Understanding Confidence in Teradata Explain Plans

I'm a big fan of Carrie Ballinger's Tech Support column in the Teradata Magazine. Carrie is a Teradata Certified Master and works in the Teradata Performance Centre in Los Angeles.

Her latest article came as a revelation to me because I've spent many years working on Teradata systems and I thought I new about Confidence until I read the article. The following is an edited summary, the full article is available here.

Confidence levels indicate the degree to which Statistics are (or are not) available for a given query step. Confidence is driven by statistics and the more complete the statistics, the higher the confidence level will be.
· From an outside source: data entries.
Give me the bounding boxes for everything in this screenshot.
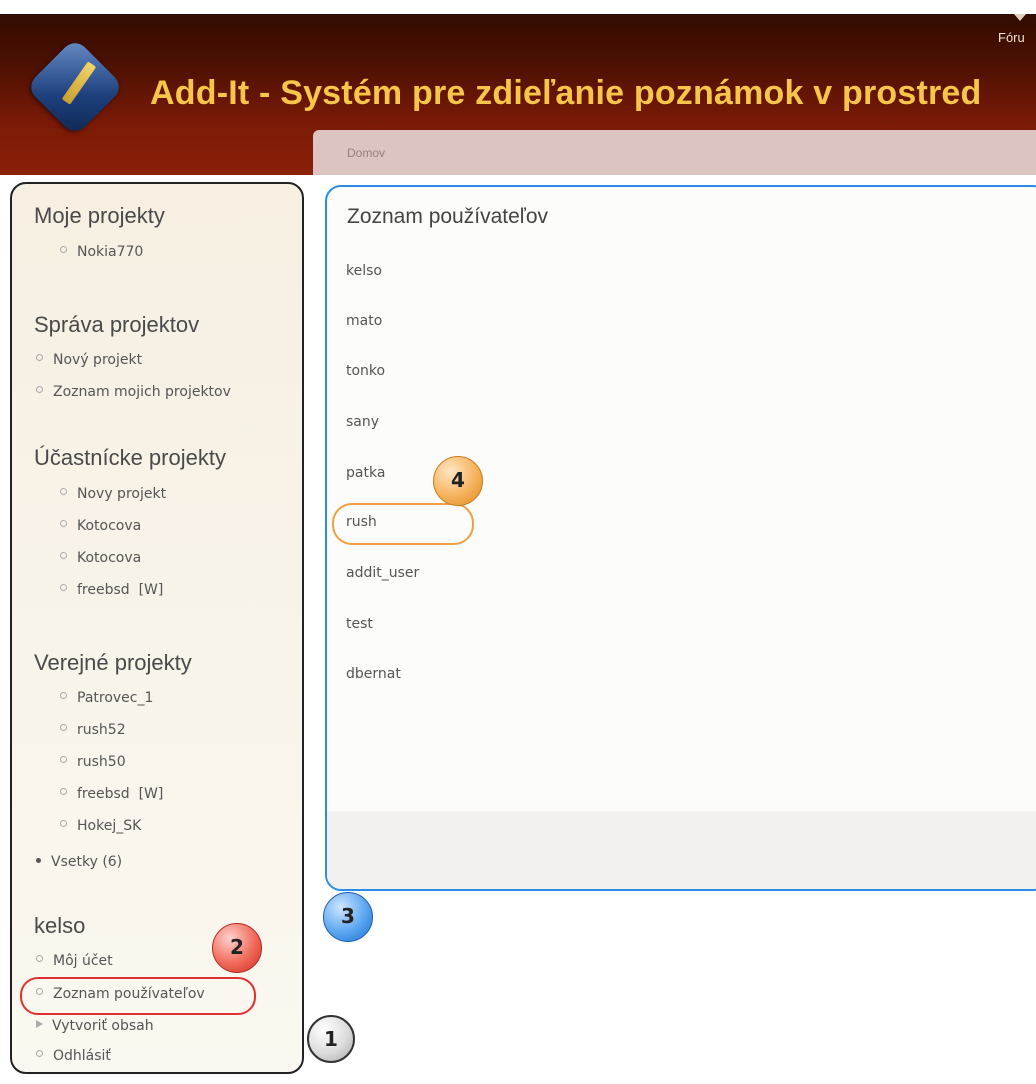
sidebar-item-public-patrovec[interactable]: Patrovec_1 [60, 690, 153, 706]
sidebar-item-label: Môj účet [53, 953, 113, 969]
sidebar-item-my-projects-list[interactable]: Zoznam mojich projektov [36, 384, 231, 400]
sidebar-title-participant-projects: Účastnícke projekty [34, 445, 226, 470]
bullet-icon [60, 724, 67, 731]
sidebar-title-public-projects: Verejné projekty [34, 650, 192, 675]
sidebar-item-participant-kotocova-2[interactable]: Kotocova [60, 550, 141, 566]
step-badge-3: 3 [323, 892, 373, 942]
sidebar-title-user: kelso [34, 913, 86, 938]
sidebar-item-label: Vytvoriť obsah [52, 1018, 154, 1034]
bullet-icon [60, 788, 67, 795]
bullet-icon [36, 858, 41, 863]
sidebar-item-label: freebsd [W] [77, 786, 164, 802]
sidebar-item-label: Kotocova [77, 550, 142, 566]
sidebar-item-participant-freebsd[interactable]: freebsd [W] [60, 582, 163, 598]
app-title: Add-It - Systém pre zdieľanie poznámok v… [150, 74, 982, 112]
sidebar-item-label: Odhlásiť [53, 1048, 111, 1064]
sidebar-item-label: rush52 [77, 722, 126, 738]
chevron-down-icon [1014, 14, 1026, 21]
sidebar-item-label: freebsd [W] [77, 582, 164, 598]
bullet-icon [60, 584, 67, 591]
bullet-icon [60, 488, 67, 495]
step-badge-4: 4 [433, 456, 483, 506]
sidebar-title-project-admin: Správa projektov [34, 312, 200, 337]
breadcrumb-bar: Domov [313, 130, 1036, 175]
bullet-icon [60, 552, 67, 559]
user-link-addit-user[interactable]: addit_user [346, 565, 419, 581]
bullet-icon [36, 955, 43, 962]
sidebar-item-label: Patrovec_1 [77, 690, 154, 706]
sidebar-item-logout[interactable]: Odhlásiť [36, 1048, 111, 1064]
user-link-patka[interactable]: patka [346, 465, 385, 481]
sidebar-item-participant-novy-projekt[interactable]: Novy projekt [60, 486, 166, 502]
sidebar-item-label: rush50 [77, 754, 126, 770]
sidebar-item-public-rush50[interactable]: rush50 [60, 754, 126, 770]
user-link-sany[interactable]: sany [346, 414, 379, 430]
user-link-kelso[interactable]: kelso [346, 263, 382, 279]
sidebar-item-label: Vsetky (6) [51, 854, 123, 870]
user-link-mato[interactable]: mato [346, 313, 382, 329]
user-link-dbernat[interactable]: dbernat [346, 666, 401, 682]
sidebar-item-new-project[interactable]: Nový projekt [36, 352, 142, 368]
bullet-icon [36, 354, 43, 361]
sidebar-item-label: Hokej_SK [77, 818, 142, 834]
sidebar-item-create-content[interactable]: Vytvoriť obsah [36, 1018, 154, 1034]
bullet-icon [60, 820, 67, 827]
sidebar-item-label: Novy projekt [77, 486, 167, 502]
user-link-test[interactable]: test [346, 616, 373, 632]
sidebar-item-nokia770[interactable]: Nokia770 [60, 244, 143, 260]
triangle-right-icon [36, 1020, 43, 1028]
breadcrumb-home-link[interactable]: Domov [347, 146, 385, 160]
step-badge-1: 1 [307, 1015, 355, 1063]
forum-link[interactable]: Fóru [998, 30, 1025, 45]
bullet-icon [36, 386, 43, 393]
sidebar-item-my-account[interactable]: Môj účet [36, 953, 113, 969]
sidebar-title-my-projects: Moje projekty [34, 203, 165, 228]
bullet-icon [60, 246, 67, 253]
sidebar-item-public-rush52[interactable]: rush52 [60, 722, 126, 738]
header-top-strip [0, 0, 1036, 14]
sidebar-item-label: Nokia770 [77, 244, 144, 260]
bullet-icon [60, 520, 67, 527]
sidebar-item-label: Kotocova [77, 518, 142, 534]
user-link-tonko[interactable]: tonko [346, 363, 385, 379]
sidebar-item-label: Zoznam mojich projektov [53, 384, 231, 400]
page-title: Zoznam používateľov [347, 205, 549, 228]
step-badge-2: 2 [212, 923, 262, 973]
sidebar-item-public-freebsd[interactable]: freebsd [W] [60, 786, 163, 802]
highlight-user-list-menu [20, 977, 256, 1015]
sidebar-item-label: Nový projekt [53, 352, 143, 368]
bullet-icon [60, 756, 67, 763]
sidebar-item-all-public[interactable]: Vsetky (6) [36, 854, 122, 870]
highlight-user-rush [332, 503, 474, 545]
sidebar-item-public-hokej[interactable]: Hokej_SK [60, 818, 141, 834]
bullet-icon [60, 692, 67, 699]
panel-footer [327, 811, 1036, 889]
bullet-icon [36, 1050, 43, 1057]
sidebar-item-participant-kotocova-1[interactable]: Kotocova [60, 518, 141, 534]
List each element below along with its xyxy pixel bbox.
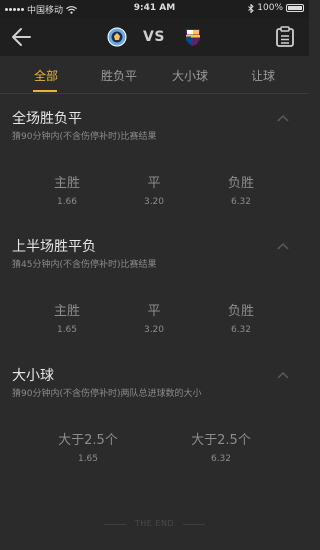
- document-list-icon[interactable]: [275, 26, 295, 48]
- status-bar: 中国移动 9:41 AM 100%: [0, 0, 309, 18]
- bluetooth-icon: [248, 3, 254, 13]
- bet-option-draw[interactable]: 平 3.20: [109, 300, 199, 335]
- option-odds: 3.20: [143, 325, 165, 335]
- section-half-time-result: 上半场胜平负 猜45分钟内(不含伤停补时)比赛结果 主胜 1.65 平 3.20…: [0, 236, 309, 346]
- status-right: 100%: [248, 3, 304, 13]
- tab-all[interactable]: 全部: [34, 67, 58, 84]
- bet-option-away-win[interactable]: 负胜 6.32: [196, 172, 286, 207]
- option-odds: 1.65: [56, 325, 78, 335]
- option-label: 主胜: [53, 304, 80, 319]
- section-subtitle: 猜90分钟内(不含伤停补时)比赛结果: [12, 132, 157, 142]
- active-tab-indicator: [33, 90, 57, 92]
- option-odds: 6.32: [210, 454, 232, 464]
- end-divider-right: [183, 524, 205, 525]
- section-title: 上半场胜平负: [12, 239, 96, 255]
- option-odds: 1.66: [56, 197, 78, 207]
- section-subtitle: 猜45分钟内(不含伤停补时)比赛结果: [12, 260, 157, 270]
- chevron-up-icon[interactable]: [277, 371, 289, 379]
- chevron-up-icon[interactable]: [277, 242, 289, 250]
- tab-bar: 全部 胜负平 大小球 让球: [0, 56, 309, 94]
- section-full-time-result: 全场胜负平 猜90分钟内(不含伤停补时)比赛结果 主胜 1.66 平 3.20 …: [0, 108, 309, 218]
- back-arrow-icon[interactable]: [10, 26, 34, 48]
- bet-option-home-win[interactable]: 主胜 1.66: [22, 172, 112, 207]
- bet-option-draw[interactable]: 平 3.20: [109, 172, 199, 207]
- option-label: 主胜: [53, 176, 80, 191]
- option-label: 平: [147, 304, 161, 319]
- battery-percent: 100%: [257, 3, 283, 13]
- chevron-up-icon[interactable]: [277, 114, 289, 122]
- option-odds: 6.32: [230, 325, 252, 335]
- barcelona-crest-icon: [186, 29, 200, 46]
- option-odds: 3.20: [143, 197, 165, 207]
- bet-option-under[interactable]: 大于2.5个 6.32: [176, 429, 266, 464]
- vs-label: VS: [143, 29, 165, 45]
- tab-over-under[interactable]: 大小球: [172, 67, 208, 84]
- option-label: 负胜: [227, 176, 254, 191]
- man-city-crest-icon: [107, 27, 127, 47]
- option-label: 大于2.5个: [191, 433, 251, 448]
- option-label: 平: [147, 176, 161, 191]
- section-title: 全场胜负平: [12, 111, 82, 127]
- bet-option-home-win[interactable]: 主胜 1.65: [22, 300, 112, 335]
- battery-icon: [286, 4, 304, 12]
- section-subtitle: 猜90分钟内(不含伤停补时)两队总进球数的大小: [12, 389, 202, 399]
- option-odds: 6.32: [230, 197, 252, 207]
- option-label: 负胜: [227, 304, 254, 319]
- bet-option-away-win[interactable]: 负胜 6.32: [196, 300, 286, 335]
- option-odds: 1.65: [77, 454, 99, 464]
- nav-bar: VS: [0, 18, 309, 56]
- tab-handicap[interactable]: 让球: [251, 67, 275, 84]
- section-title: 大小球: [12, 368, 54, 384]
- end-marker: THE END: [134, 519, 175, 528]
- tab-win-draw-lose[interactable]: 胜负平: [101, 67, 137, 84]
- bet-option-over[interactable]: 大于2.5个 1.65: [43, 429, 133, 464]
- option-label: 大于2.5个: [58, 433, 118, 448]
- section-over-under: 大小球 猜90分钟内(不含伤停补时)两队总进球数的大小 大于2.5个 1.65 …: [0, 365, 309, 475]
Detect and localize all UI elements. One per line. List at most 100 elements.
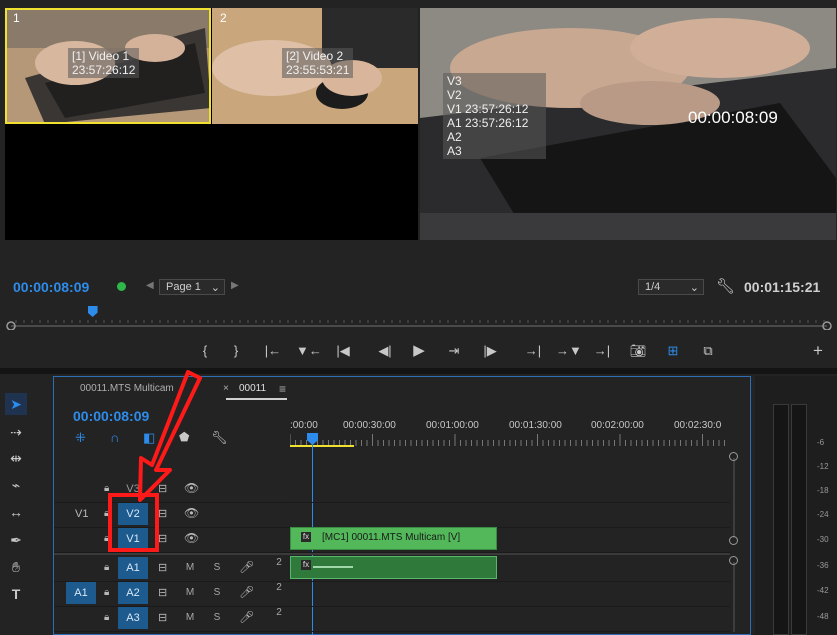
add-button-icon[interactable]: +	[807, 341, 829, 361]
mark-in-icon[interactable]: {	[194, 341, 216, 361]
ruler-label: :00:00	[290, 420, 318, 431]
nest-toggle-icon[interactable]: ⁜	[75, 430, 86, 446]
sync-lock-icon[interactable]: ⊟	[158, 586, 167, 599]
chevron-down-icon: ⌄	[689, 282, 699, 294]
add-marker-icon[interactable]: ▼←	[296, 341, 322, 361]
track-target-v3[interactable]: V3	[118, 478, 148, 500]
lane-a2[interactable]	[290, 581, 730, 607]
overlay-line-a3: A3	[447, 144, 462, 158]
track-header-v2: V1 🔒︎ V2 ⊟ 👁︎	[54, 502, 290, 528]
source-scrub-bar[interactable]	[6, 306, 832, 330]
chevron-down-icon: ⌄	[210, 282, 220, 294]
lock-icon[interactable]: 🔒︎	[104, 508, 109, 519]
eye-icon[interactable]: 👁︎	[184, 506, 199, 520]
page-next-icon[interactable]: ▶	[231, 280, 239, 291]
tab-multicam-sequence[interactable]: 00011.MTS Multicam	[80, 383, 174, 394]
channel-count: 2	[276, 582, 282, 593]
lane-v3[interactable]	[290, 477, 730, 503]
wrench-icon[interactable]: 🔧︎	[716, 277, 735, 295]
source-timecode[interactable]: 00:00:08:09	[13, 279, 89, 295]
source-patch-a1[interactable]: A1	[66, 582, 96, 604]
solo-button[interactable]: S	[211, 612, 223, 623]
track-target-a1[interactable]: A1	[118, 557, 148, 579]
track-target-a3[interactable]: A3	[118, 607, 148, 629]
snap-icon[interactable]: ∩	[110, 430, 119, 445]
time-ruler[interactable]	[290, 434, 730, 446]
eye-icon[interactable]: 👁︎	[184, 531, 199, 545]
timeline-settings-icon[interactable]: 🔧︎	[211, 430, 228, 446]
work-area-bar[interactable]	[290, 445, 354, 447]
microphone-icon[interactable]: 🎤︎	[239, 560, 254, 574]
camera-1-view[interactable]: 1 [1] Video 1 23:57:26:12	[5, 8, 211, 124]
multicam-view-icon[interactable]: ⊞	[662, 341, 684, 361]
lock-icon[interactable]: 🔒︎	[104, 612, 109, 623]
meter-channel-right	[791, 404, 807, 635]
mute-button[interactable]: M	[184, 612, 196, 623]
camera-2-view[interactable]: 2 [2] Video 2 23:55:53:21	[212, 8, 418, 124]
tab-sequence-00011[interactable]: 00011	[239, 383, 266, 394]
meter-label: -36	[817, 561, 829, 570]
camera-icon[interactable]: 📷︎	[627, 341, 649, 361]
timeline-timecode[interactable]: 00:00:08:09	[73, 408, 149, 424]
lane-v2[interactable]	[290, 502, 730, 528]
tab-close-icon[interactable]: ×	[223, 383, 229, 394]
step-back-icon[interactable]: ◀|	[374, 341, 396, 361]
step-forward-icon[interactable]: ⇥	[443, 341, 465, 361]
lane-a3[interactable]	[290, 606, 730, 632]
lock-icon[interactable]: 🔒︎	[104, 483, 109, 494]
solo-button[interactable]: S	[211, 562, 223, 573]
track-target-v2[interactable]: V2	[118, 503, 148, 525]
lift-icon[interactable]: →▼	[556, 341, 582, 361]
vr-view-icon[interactable]: ⧉	[697, 341, 719, 361]
go-to-previous-edit-icon[interactable]: |◀	[332, 341, 354, 361]
source-patch-v1[interactable]: V1	[75, 508, 88, 520]
hand-tool-icon[interactable]: ✋︎	[5, 556, 27, 578]
program-monitor[interactable]: V3 V2 V1 23:57:26:12 A1 23:57:26:12 A2 A…	[420, 8, 836, 240]
ripple-edit-tool-icon[interactable]: ⇹	[5, 447, 27, 469]
sync-lock-icon[interactable]: ⊟	[158, 507, 167, 520]
audio-clip-multicam[interactable]: fx	[290, 556, 497, 579]
meter-label: -42	[817, 586, 829, 595]
microphone-icon[interactable]: 🎤︎	[239, 585, 254, 599]
sync-lock-icon[interactable]: ⊟	[158, 611, 167, 624]
video-tracks-scrollbar[interactable]	[729, 452, 739, 545]
add-marker-timeline-icon[interactable]: ⬟	[179, 430, 189, 444]
microphone-icon[interactable]: 🎤︎	[239, 610, 254, 624]
go-to-in-icon[interactable]: |←	[262, 341, 284, 361]
play-icon[interactable]: ▶	[408, 341, 430, 361]
extract-icon[interactable]: →|	[591, 341, 613, 361]
mute-button[interactable]: M	[184, 587, 196, 598]
meter-label: -24	[817, 510, 829, 519]
panel-menu-icon[interactable]: ≡	[279, 382, 286, 396]
mark-out-icon[interactable]: }	[225, 341, 247, 361]
audio-tracks-scrollbar[interactable]	[729, 556, 739, 635]
go-to-out-icon[interactable]: →|	[522, 341, 544, 361]
lock-icon[interactable]: 🔒︎	[104, 587, 109, 598]
lock-icon[interactable]: 🔒︎	[104, 533, 109, 544]
type-tool-icon[interactable]: T	[5, 583, 27, 605]
page-select[interactable]: Page 1 ⌄	[159, 279, 225, 295]
track-target-a2[interactable]: A2	[118, 582, 148, 604]
slip-tool-icon[interactable]: ↔	[5, 501, 27, 523]
overlay-line-a1: A1 23:57:26:12	[447, 116, 529, 130]
meter-label: -30	[817, 535, 829, 544]
go-to-next-edit-icon[interactable]: |▶	[479, 341, 501, 361]
pen-tool-icon[interactable]: ✒	[5, 529, 27, 551]
razor-tool-icon[interactable]: ⌁	[5, 474, 27, 496]
solo-button[interactable]: S	[211, 587, 223, 598]
zoom-select[interactable]: 1/4 ⌄	[638, 279, 704, 295]
channel-count: 2	[276, 607, 282, 618]
mute-button[interactable]: M	[184, 562, 196, 573]
lock-icon[interactable]: 🔒︎	[104, 562, 109, 573]
linked-selection-icon[interactable]: ◧	[143, 430, 155, 446]
selection-tool-icon[interactable]: ➤	[5, 393, 27, 415]
overlay-line-v1: V1 23:57:26:12	[447, 102, 529, 116]
track-select-tool-icon[interactable]: ⇢	[5, 421, 27, 443]
sync-lock-icon[interactable]: ⊟	[158, 482, 167, 495]
sync-lock-icon[interactable]: ⊟	[158, 561, 167, 574]
sync-lock-icon[interactable]: ⊟	[158, 532, 167, 545]
video-clip-multicam[interactable]: fx [MC1] 00011.MTS Multicam [V]	[290, 527, 497, 550]
page-prev-icon[interactable]: ◀	[146, 280, 154, 291]
eye-icon[interactable]: 👁︎	[184, 481, 199, 495]
track-target-v1[interactable]: V1	[118, 528, 148, 550]
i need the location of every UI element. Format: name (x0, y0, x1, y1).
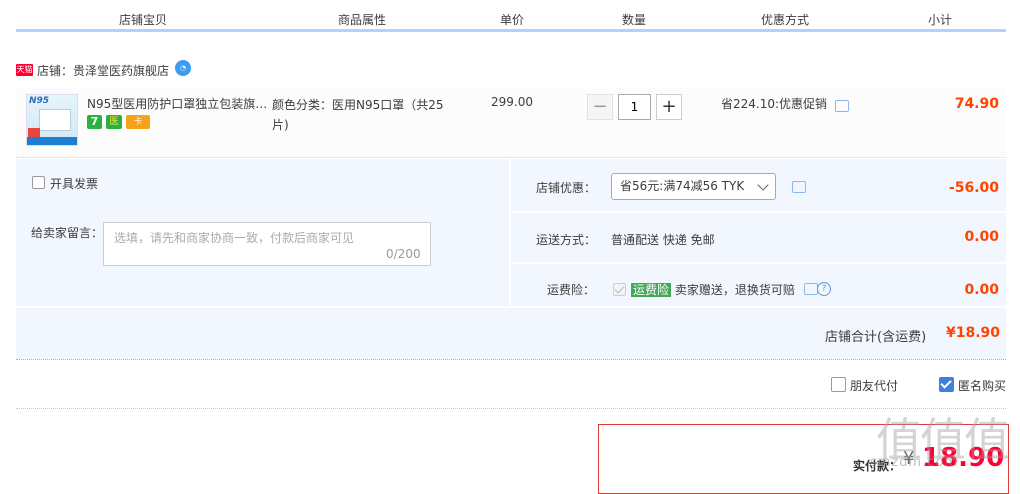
shipping-amount: 0.00 (964, 229, 999, 245)
quantity-stepper: − + (587, 94, 682, 120)
footer-divider (16, 408, 1006, 409)
shop-discount-amount: -56.00 (948, 180, 999, 196)
shop-discount-label: 店铺优惠： (536, 181, 597, 195)
row-separator (16, 306, 1006, 308)
card-payment-icon[interactable]: 卡 (126, 115, 150, 129)
unit-price: 299.00 (491, 95, 533, 109)
insurance-tag: 运费险 (631, 283, 672, 297)
message-label: 给卖家留言： (31, 226, 104, 240)
header-underline (16, 29, 1006, 32)
increase-quantity-button[interactable]: + (656, 94, 682, 120)
row-separator (511, 262, 1006, 264)
promotion-discount: 省224.10:优惠促销 (721, 97, 828, 111)
shipping-method: 普通配送 快递 免邮 (611, 233, 715, 247)
decrease-quantity-button[interactable]: − (587, 94, 613, 120)
column-separator (509, 159, 511, 306)
shop-discount-select[interactable]: 省56元:满74减56 TYK (611, 173, 776, 200)
col-quantity: 数量 (622, 13, 647, 27)
wangwang-chat-icon[interactable]: ◔ (175, 60, 191, 76)
message-to-seller-input[interactable] (103, 222, 431, 266)
anonymous-label: 匿名购买 (958, 379, 1007, 393)
shop-total-value: ¥18.90 (945, 325, 1000, 341)
item-subtotal: 74.90 (954, 96, 999, 112)
shop-discount-selected: 省56元:满74减56 TYK (620, 179, 745, 193)
insurance-info-icon[interactable] (804, 283, 818, 295)
col-shop-item: 店铺宝贝 (119, 13, 168, 27)
invoice-label: 开具发票 (50, 177, 99, 191)
invoice-checkbox[interactable] (32, 176, 45, 189)
anonymous-checkbox[interactable] (939, 377, 954, 392)
product-thumbnail[interactable]: N95 (26, 94, 78, 146)
thumbnail-text: N95 (29, 96, 50, 106)
seven-day-return-icon[interactable]: 7 (87, 115, 102, 129)
tmall-badge: 天猫 (16, 64, 33, 76)
insurance-amount: 0.00 (964, 282, 999, 298)
smzdm-watermark-site: smzdm.com (870, 455, 959, 470)
friend-pay-checkbox[interactable] (831, 377, 846, 392)
medical-service-icon[interactable]: 医 (106, 115, 122, 129)
friend-pay-label: 朋友代付 (850, 379, 899, 393)
col-discount: 优惠方式 (761, 13, 810, 27)
insurance-checkbox[interactable] (613, 283, 626, 296)
col-subtotal: 小计 (928, 13, 953, 27)
insurance-description: 卖家赠送，退换货可赔 (674, 283, 795, 297)
insurance-label: 运费险： (547, 283, 596, 297)
shipping-label: 运送方式： (536, 233, 597, 247)
product-attributes: 颜色分类：医用N95口罩（共25片) (272, 98, 444, 132)
message-char-count: 0/200 (386, 247, 421, 261)
promotion-info-icon[interactable] (835, 100, 849, 112)
shop-name-link[interactable]: 店铺：贵泽堂医药旗舰店 (37, 62, 169, 79)
discount-info-icon[interactable] (792, 181, 806, 193)
col-unit-price: 单价 (500, 13, 525, 27)
help-icon[interactable]: ? (817, 282, 831, 296)
insurance-desc-row: 运费险 卖家赠送，退换货可赔 (631, 281, 795, 298)
col-attributes: 商品属性 (338, 13, 387, 27)
row-separator (511, 211, 1006, 213)
chevron-down-icon (757, 179, 769, 191)
shop-total-label: 店铺合计(含运费) (825, 330, 927, 345)
quantity-input[interactable] (618, 94, 651, 120)
product-title-link[interactable]: N95型医用防护口罩独立包装旗… (87, 95, 267, 112)
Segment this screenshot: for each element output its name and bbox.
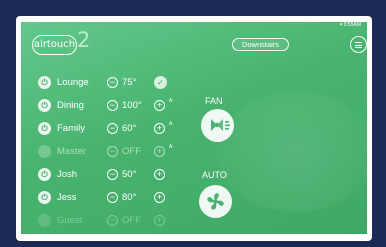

Both high and low confidence are perfectly acceptable - both are treated the same for optimizer costing purposes.

Confidence takes the form of four discrete values

High Confidence

High confidence will appear on a step that performs database access if a single predicate exists in the query and statistics exist on the predicate AND the primary index.

Multiple columns in the predicate are allowed, as long as multi-column statistics cover them.

Low Confidence

You get Low Confidence if usable statistics are present (either from collected statistics or random sampling).

You'll also get low confidence if;
  • Multiple predicates appear in the query for the table being accessed.
  • No PI statistics are collected
  • The step is a JOIN step
Index Join Confidence

Index Join Confidence will appear in instances when an index is present on one side of the join, but no index or statistics are on the other side.

No Confidence

No Confidence is assigned when no usable statistics exist for a step. No confidence trickles down to subsequent dependant steps, even if they have usable statistics. Subsequent steps may therefore display as No Confidence when in fact they are making use of available statistics.


Thanks to Carrie for shedding light on this.